Le tsunami de la faim
Le monde, le monde en son entier, est aux prises avec une crise majeure sans équivalent depuis des lunes. Ce fléau est aussi vieux que l'histoire: la faim. On estime ainsi que 1,5 milliard de personnes souffrent de sous-alimentation. Et ce, pour un éventail de raisons ou de facteurs ayant peu à voir avec les famines antérieures.
Depuis la fin de la Seconde Guerre mondiale, les affamés du monde ayant fait la une des journaux étaient des Africains pour la plupart. L'origine de ces désastres se confondait généralement soit avec la sécheresse, soit avec un conflit armé. Parfois, le cataclysme de la sous-alimentation était la conséquence d'une politique logeant à l'aune du fanatisme idéologique. Ce fut le cas en Chine, où les décisions que Mao avaient empruntées à Staline devaient faire 30 millions de morts entre 1958 et 1961.
Aujourd'hui, la famine qui sévit est surtout attribuable à une augmentation salée des prix des aliments de base.
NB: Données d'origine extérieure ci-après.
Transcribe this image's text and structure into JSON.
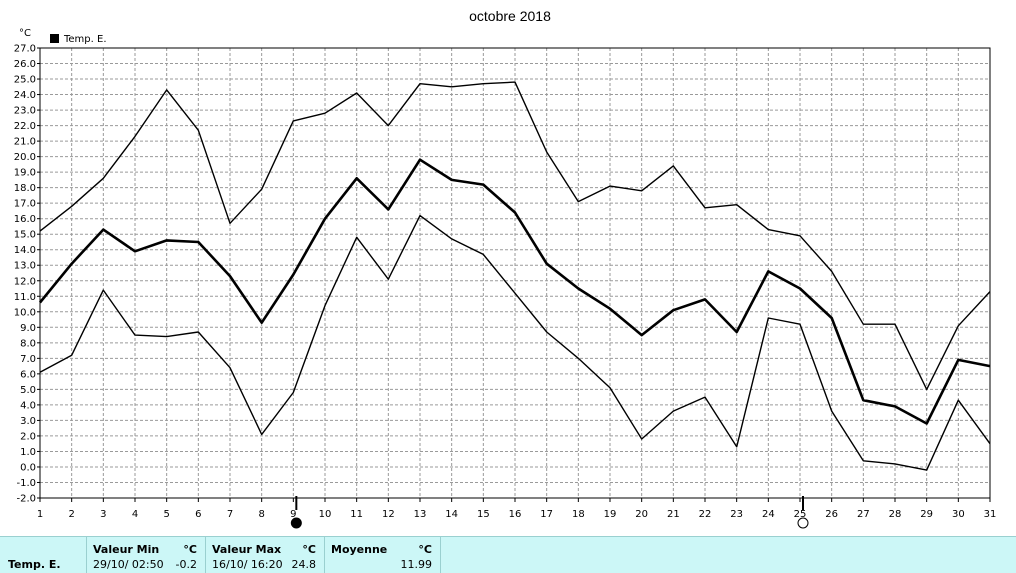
{
  "chart_data": {
    "type": "line",
    "title": "octobre 2018",
    "y_unit": "°C",
    "ylim": [
      -2.0,
      27.0
    ],
    "y_ticks": [
      "-2.0",
      "-1.0",
      "0.0",
      "1.0",
      "2.0",
      "3.0",
      "4.0",
      "5.0",
      "6.0",
      "7.0",
      "8.0",
      "9.0",
      "10.0",
      "11.0",
      "12.0",
      "13.0",
      "14.0",
      "15.0",
      "16.0",
      "17.0",
      "18.0",
      "19.0",
      "20.0",
      "21.0",
      "22.0",
      "23.0",
      "24.0",
      "25.0",
      "26.0",
      "27.0"
    ],
    "x": [
      1,
      2,
      3,
      4,
      5,
      6,
      7,
      8,
      9,
      10,
      11,
      12,
      13,
      14,
      15,
      16,
      17,
      18,
      19,
      20,
      21,
      22,
      23,
      24,
      25,
      26,
      27,
      28,
      29,
      30,
      31
    ],
    "grid": true,
    "legend": "top-left",
    "series": [
      {
        "name": "Temp. E.",
        "role": "mean",
        "color": "#000000",
        "values": [
          10.6,
          13.1,
          15.3,
          13.9,
          14.6,
          14.5,
          12.3,
          9.3,
          12.4,
          16.0,
          18.6,
          16.6,
          19.8,
          18.5,
          18.2,
          16.4,
          13.1,
          11.5,
          10.2,
          8.5,
          10.1,
          10.8,
          8.7,
          12.6,
          11.5,
          9.6,
          4.3,
          3.9,
          2.8,
          6.9,
          6.5
        ]
      },
      {
        "role": "max",
        "color": "#000000",
        "values": [
          15.2,
          16.8,
          18.6,
          21.3,
          24.3,
          21.7,
          15.7,
          17.9,
          22.3,
          22.8,
          24.1,
          22.0,
          24.7,
          24.5,
          24.7,
          24.8,
          20.3,
          17.1,
          18.1,
          17.8,
          19.4,
          16.7,
          16.9,
          15.3,
          14.9,
          12.6,
          9.2,
          9.2,
          5.0,
          9.1,
          11.3
        ]
      },
      {
        "role": "min",
        "color": "#000000",
        "values": [
          6.1,
          7.2,
          11.4,
          8.5,
          8.4,
          8.7,
          6.4,
          2.1,
          4.8,
          10.4,
          14.8,
          12.1,
          16.2,
          14.7,
          13.7,
          11.2,
          8.7,
          7.0,
          5.1,
          1.8,
          3.6,
          4.5,
          1.3,
          9.6,
          9.2,
          3.6,
          0.4,
          0.2,
          -0.2,
          4.3,
          1.5
        ]
      }
    ],
    "moon_markers": [
      {
        "day": 9,
        "phase": "new-moon"
      },
      {
        "day": 25,
        "phase": "full-moon"
      }
    ]
  },
  "stats": {
    "series_label": "Temp. E.",
    "min": {
      "header": "Valeur Min",
      "unit": "°C",
      "datetime": "29/10/  02:50",
      "value": "-0.2"
    },
    "max": {
      "header": "Valeur Max",
      "unit": "°C",
      "datetime": "16/10/  16:20",
      "value": "24.8"
    },
    "mean": {
      "header": "Moyenne",
      "unit": "°C",
      "value": "11.99"
    }
  }
}
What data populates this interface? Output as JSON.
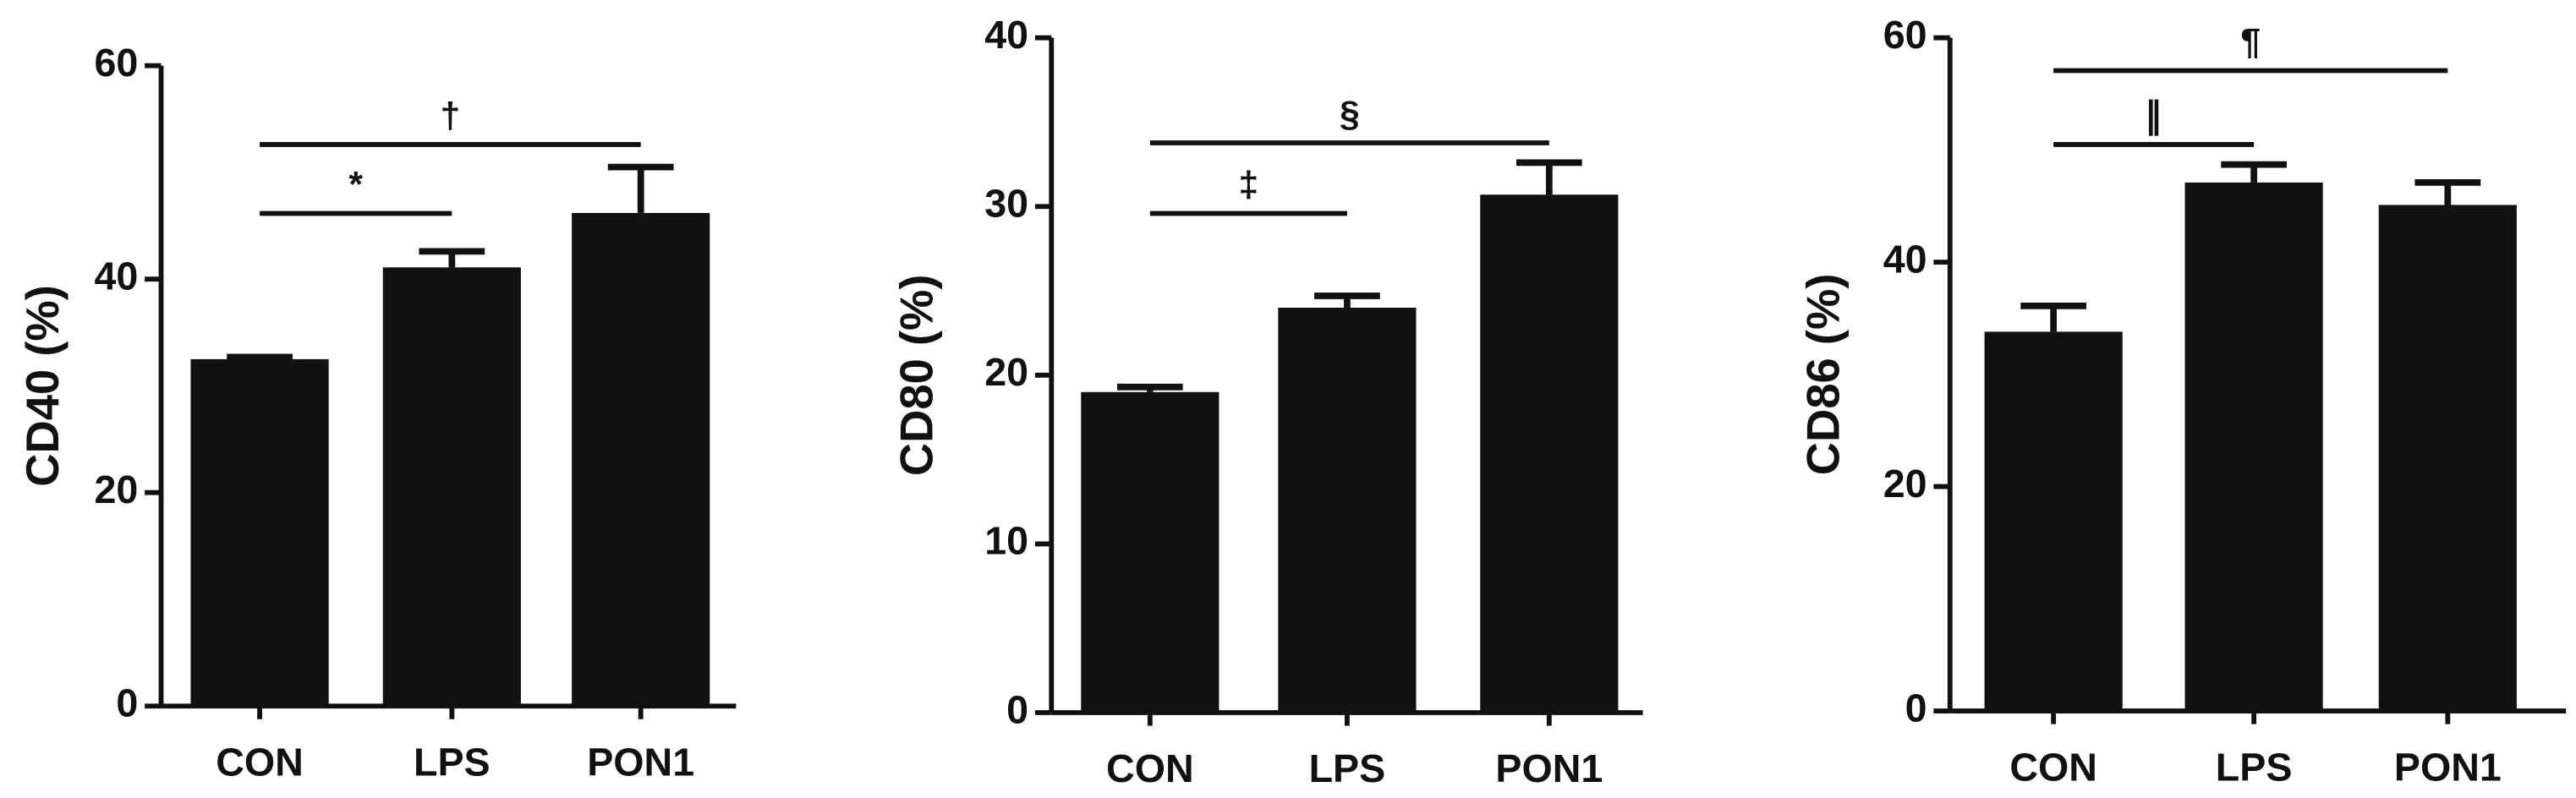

Certes, la variable sécheresse a eu un effet notable. On pense à l'Australie, où l'absence de pluie dans le sud du pays a soustrait 13 millions de tonnes de céréales et a accentué de facto une pression sur les coûts. Admettons un instant que la sécheresse soit le fait des dieux, restent évidemment les actions de l'homme.
Avant toute chose, il faut souligner que le problème se situe davantage sur le plan de la demande que de l'offre. Selon l'opinion des savants des affaires agroalimentaires, la somme des terres cultivables, combinée à une stabilisation de la population, suffirait à nourrir les six milliards et demi d'être humains que compte la planète. Ce qui cloche, ce qui ne va pas, pourrait se résumer ainsi: l'accélération inattendue, rapide autant que volumineuse, de la demande.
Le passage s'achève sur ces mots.